Samidoun: Canadian federal corporation 1279374-1.

Status: active, since March 3, 2021. Three directors: Charlotte Lynne Kates, Vancouver. Dave Diewert, also of Vancouver, and Thomas Gerhard Hofland, of the Netherlands.

Annual filings in 2022, 2023 and 2024, done. Last annual meeting: 2023.

Most federally-registered non-profit corporations, like Samidoun, don’t pay taxes. That’s a big benefit. Often they don’t pay HST on goods or services, either. Other benefits: being able to receive “gifts” from charities.

Now, being a non-profit like Samidoun isn’t exactly the same thing as being a charity. A charity has to stick to their charitable purposes — although, as the Sun has reported, some pro-Palestinian charities have been allowed to operate despite funding or possible links to extremism or terror, which is against the rules. But a non-profit? A non-profit can do pretty much whatever it wants to do.
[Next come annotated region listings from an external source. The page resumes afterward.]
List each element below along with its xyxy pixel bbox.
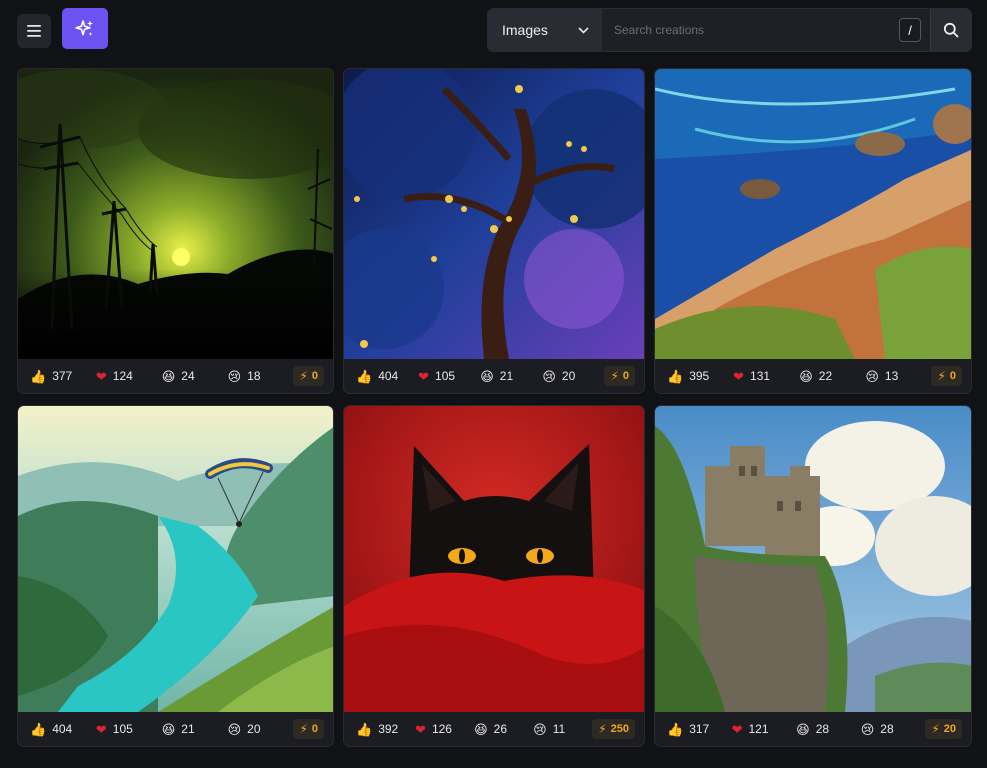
creation-image[interactable] (344, 69, 644, 359)
laughing-face-icon: 😆 (161, 721, 176, 737)
bolt-icon: ⚡ (299, 722, 308, 736)
laughing-face-icon: 😆 (161, 368, 176, 384)
laughing-face-icon: 😆 (799, 368, 813, 384)
reaction-bar: 👍 404 ❤ 105 😆 21 😢 20 ⚡ 0 (344, 359, 644, 393)
sad-face-icon: 😢 (860, 721, 875, 737)
sad-count[interactable]: 😢 13 (865, 369, 931, 383)
boost-badge[interactable]: ⚡ 20 (925, 719, 962, 739)
sad-face-icon: 😢 (542, 368, 556, 384)
thumbs-up-icon: 👍 (30, 721, 47, 737)
creation-image[interactable] (344, 406, 644, 712)
create-button[interactable] (62, 8, 108, 49)
laugh-count[interactable]: 😆 26 (474, 722, 533, 736)
search-icon (943, 22, 959, 38)
chevron-down-icon (578, 26, 589, 34)
sad-face-icon: 😢 (533, 721, 547, 737)
bolt-icon: ⚡ (610, 369, 619, 383)
creation-card[interactable]: 👍 404 ❤ 105 😆 21 😢 20 ⚡ 0 (343, 68, 645, 394)
thumbs-up-icon: 👍 (356, 721, 373, 737)
heart-icon: ❤ (418, 368, 430, 384)
creation-image[interactable] (18, 406, 333, 712)
search-shortcut-key: / (899, 18, 921, 42)
boost-badge[interactable]: ⚡ 0 (293, 719, 324, 739)
boost-badge[interactable]: ⚡ 250 (592, 719, 635, 739)
creation-card[interactable]: 👍 377 ❤ 124 😆 24 😢 18 ⚡ 0 (17, 68, 334, 394)
laughing-face-icon: 😆 (480, 368, 494, 384)
sad-count[interactable]: 😢 28 (861, 722, 926, 736)
creation-image[interactable] (18, 69, 333, 359)
heart-count[interactable]: ❤ 131 (733, 369, 799, 383)
sad-count[interactable]: 😢 11 (533, 722, 592, 736)
thumbs-up-icon: 👍 (667, 721, 684, 737)
heart-icon: ❤ (415, 721, 426, 737)
hamburger-icon (27, 25, 41, 37)
sad-count[interactable]: 😢 20 (542, 369, 604, 383)
reaction-bar: 👍 317 ❤ 121 😆 28 😢 28 ⚡ 20 (655, 712, 971, 746)
laugh-count[interactable]: 😆 28 (796, 722, 861, 736)
like-count[interactable]: 👍 317 (667, 722, 732, 736)
heart-count[interactable]: ❤ 124 (96, 369, 162, 383)
boost-badge[interactable]: ⚡ 0 (931, 366, 962, 386)
creation-image[interactable] (655, 406, 971, 712)
bolt-icon: ⚡ (598, 722, 607, 736)
sad-face-icon: 😢 (865, 368, 879, 384)
like-count[interactable]: 👍 392 (356, 722, 415, 736)
like-count[interactable]: 👍 377 (30, 369, 96, 383)
bolt-icon: ⚡ (299, 369, 308, 383)
reaction-bar: 👍 377 ❤ 124 😆 24 😢 18 ⚡ 0 (18, 359, 333, 393)
bolt-icon: ⚡ (931, 722, 940, 736)
creation-card[interactable]: 👍 404 ❤ 105 😆 21 😢 20 ⚡ 0 (17, 405, 334, 747)
like-count[interactable]: 👍 404 (356, 369, 418, 383)
menu-button[interactable] (17, 14, 51, 48)
heart-count[interactable]: ❤ 105 (96, 722, 162, 736)
bolt-icon: ⚡ (937, 369, 946, 383)
laugh-count[interactable]: 😆 22 (799, 369, 865, 383)
creation-card[interactable]: 👍 392 ❤ 126 😆 26 😢 11 ⚡ 250 (343, 405, 645, 747)
boost-badge[interactable]: ⚡ 0 (293, 366, 324, 386)
search-button[interactable] (930, 9, 971, 51)
boost-badge[interactable]: ⚡ 0 (604, 366, 635, 386)
reaction-bar: 👍 404 ❤ 105 😆 21 😢 20 ⚡ 0 (18, 712, 333, 746)
reaction-bar: 👍 395 ❤ 131 😆 22 😢 13 ⚡ 0 (655, 359, 971, 393)
top-bar: Images / (0, 0, 987, 60)
search-bar: Images / (487, 8, 972, 52)
sad-face-icon: 😢 (227, 721, 242, 737)
heart-icon: ❤ (733, 368, 745, 384)
laughing-face-icon: 😆 (796, 721, 810, 737)
sparkle-icon (75, 19, 93, 36)
creation-image[interactable] (655, 69, 971, 359)
search-input[interactable] (602, 9, 899, 51)
laughing-face-icon: 😆 (474, 721, 488, 737)
creation-card[interactable]: 👍 395 ❤ 131 😆 22 😢 13 ⚡ 0 (654, 68, 972, 394)
thumbs-up-icon: 👍 (30, 368, 47, 384)
reaction-bar: 👍 392 ❤ 126 😆 26 😢 11 ⚡ 250 (344, 712, 644, 746)
laugh-count[interactable]: 😆 24 (162, 369, 228, 383)
heart-icon: ❤ (95, 721, 107, 737)
heart-count[interactable]: ❤ 126 (415, 722, 474, 736)
heart-icon: ❤ (731, 721, 743, 737)
content-type-value: Images (502, 22, 548, 38)
heart-count[interactable]: ❤ 105 (418, 369, 480, 383)
heart-icon: ❤ (95, 368, 107, 384)
like-count[interactable]: 👍 404 (30, 722, 96, 736)
sad-count[interactable]: 😢 18 (228, 369, 294, 383)
laugh-count[interactable]: 😆 21 (480, 369, 542, 383)
sad-count[interactable]: 😢 20 (228, 722, 294, 736)
like-count[interactable]: 👍 395 (667, 369, 733, 383)
laugh-count[interactable]: 😆 21 (162, 722, 228, 736)
thumbs-up-icon: 👍 (667, 368, 684, 384)
content-type-select[interactable]: Images (488, 9, 602, 51)
thumbs-up-icon: 👍 (356, 368, 373, 384)
heart-count[interactable]: ❤ 121 (732, 722, 797, 736)
sad-face-icon: 😢 (227, 368, 242, 384)
creation-card[interactable]: 👍 317 ❤ 121 😆 28 😢 28 ⚡ 20 (654, 405, 972, 747)
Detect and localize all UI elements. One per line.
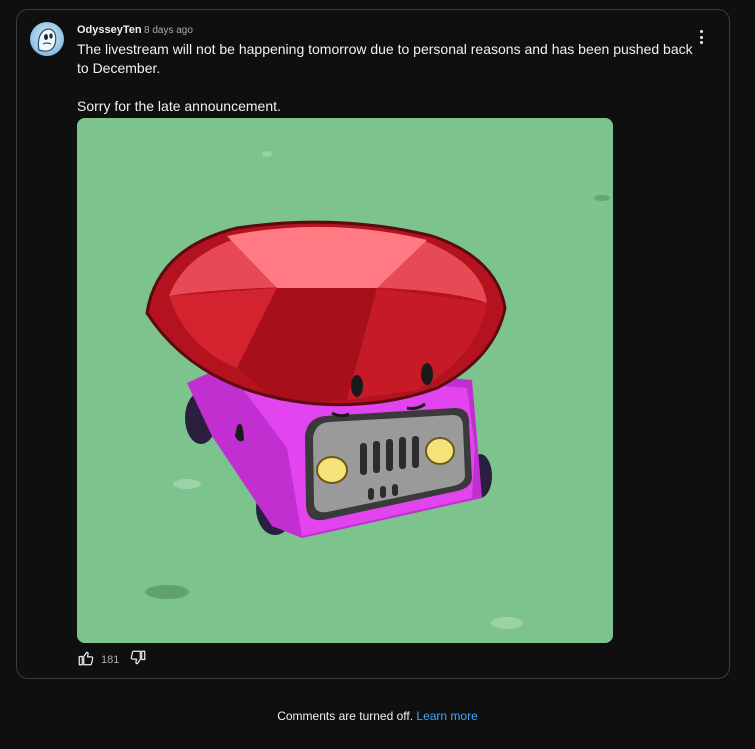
post-text: The livestream will not be happening tom…	[77, 41, 693, 114]
comments-off-text: Comments are turned off.	[277, 709, 414, 723]
community-post: OdysseyTen 8 days ago The livestream wil…	[16, 9, 730, 679]
post-image[interactable]	[77, 118, 613, 643]
thumbs-down-icon[interactable]	[129, 649, 147, 672]
post-timestamp[interactable]: 8 days ago	[144, 25, 193, 36]
learn-more-link[interactable]: Learn more	[416, 709, 477, 723]
thumbs-up-icon[interactable]	[77, 649, 95, 672]
channel-avatar[interactable]	[30, 22, 64, 56]
post-actions: 181	[77, 650, 147, 670]
author-name[interactable]: OdysseyTen	[77, 24, 142, 36]
comments-status: Comments are turned off. Learn more	[0, 709, 755, 723]
like-count: 181	[101, 654, 120, 666]
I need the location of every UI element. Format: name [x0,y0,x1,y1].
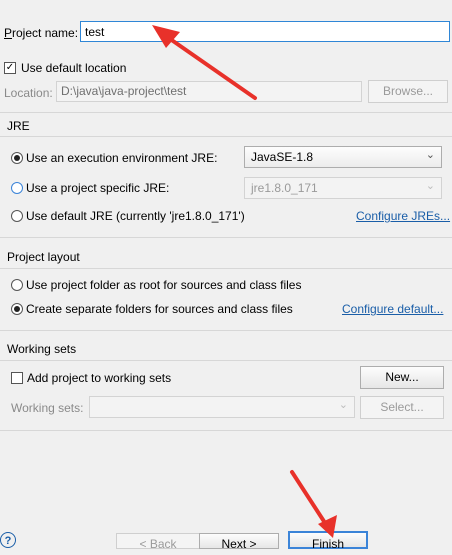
annotation-arrows [152,25,337,538]
arrow-to-project-name [152,25,257,100]
arrow-to-finish [290,470,337,538]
Which Samidoun — full name: the Palestinian Prisoner Solidarity Network — does. Their record is clear, and has included advocating for the listed terrorist entity Hamas, and the Trudeau government lets them do it.

For example: just this week, the aforementioned Kates — who happens to be a non-Canadian — popped off to Iran to receive, wait for it, a human rights award from Iran, the country that is considered to have the worst human rights record in the world, second only to Yemen.

There Charlotte was, her crewcut covered with a modest scarf — she was in Iran, after all, where women get tortured and killed for not doing so — beaming as she was lauded by the monsters present.

Other winners of the Eighth Annual Islamic Human Rights Award included Ismail Haniyeh, the head of Hamas’ “political bureau” until Israel sent him off to meet his 72 virgins last month. Also: Hossein Amir Abdollahian, the Iranian foreign affairs minister who was killed in a helicopter crash in May, and is assumedly now swapping virgins with Hanieyh in the Ninth Circle of Hell. Also honoured: Mohammed Reza Zahedi, a top officer in the banned Islamic Revolutionary Guard Corps. Israel sent him virgin-hunting back in April.

Now, for Charlotte Kates to honored with the likes of Haniyeh, Abdollahian and Zahedi is a big, big deal in Iran. Those dead terrorists are revered in terrorist-loving Iran. Does that mean our Samidoun gal supports terror, too?

To answer that, let’s look at some of Charlotte’s bon mots, shall we? These are quotes from Charlotte on just one day in April, on the steps of the Vancouver Art Gallery.

“Long live October Seventh! Long live October Seventh!”

“We stand with the brave Palestinian resistance, and their heroic and brave action on October Seventh.”

“The beautiful, brave and heroic resistance of the Palestinian people (Hamas, Hezbollah, Islamic Jihad and the Popular Front for the Liberation of Palestine).”

Those are pretty clear, aren’t they? Hamas, a listed terror group, is “beautiful, brave and heroic” after beheading Jewish babies, raping and mutilating Jewish girls, and torturing children and setting them on fire in front of their parents on Oct. 7, 2023. Charlotte said all of those things, and she’s still walking Vancouver’s streets. Neo-Nazis like Ernst Zundel and Jim Keegstra, from their own perch in Hell, can be forgiven for wondering why Charlotte Kates gets to say way worse things than they ever did.

That’s not all. Here’s some key facts about Samidoun, too.

Samidoun is literally banned in Germany, but headquartered on East First Avenue in Vancouver, B.C. In Israel, they are considered a full-on terror group.

Khaled Barakat is Samidoun’s co-founder and Kates’ partner, and has been explicitly referred to as a “PFLP leader” by the Popular Front for the Liberation of Palestine itself. He’s admitted to being a PFLP proxy on video. Israel says was part of the PFLP central committee. The Americans deported him in 2003 when his residency permit expired, and he mysteriously relocated to Canada thereafter.

Samidoun has been removed from Instagram and YouTube for violating the latter platform’s “violent criminal organizations policy,” which is pretty hard to do, considering that violent neo-Nazis and jihadists are still on there.

Samidoun gets a lot of money from something called the Alliance for Global Justice, whose website boasts that it supports “political prisoners” who are allegedly affiliated with Hamas, al-Qaeda, PFLP and others.

And so on and so on. Neither Kates nor Barakat have responded to questions sent to them.

Other questions: why is Charlotte Kates and her husband still here? Why is Samidoun banned elsewhere, but given special legal status by the Trudeau government? Why haven’t any of them been prosecuted for promoting hate and terror?

All good questions. We’ll have to wait for Prime Minister Pierre Poilievre for answers, I suspect.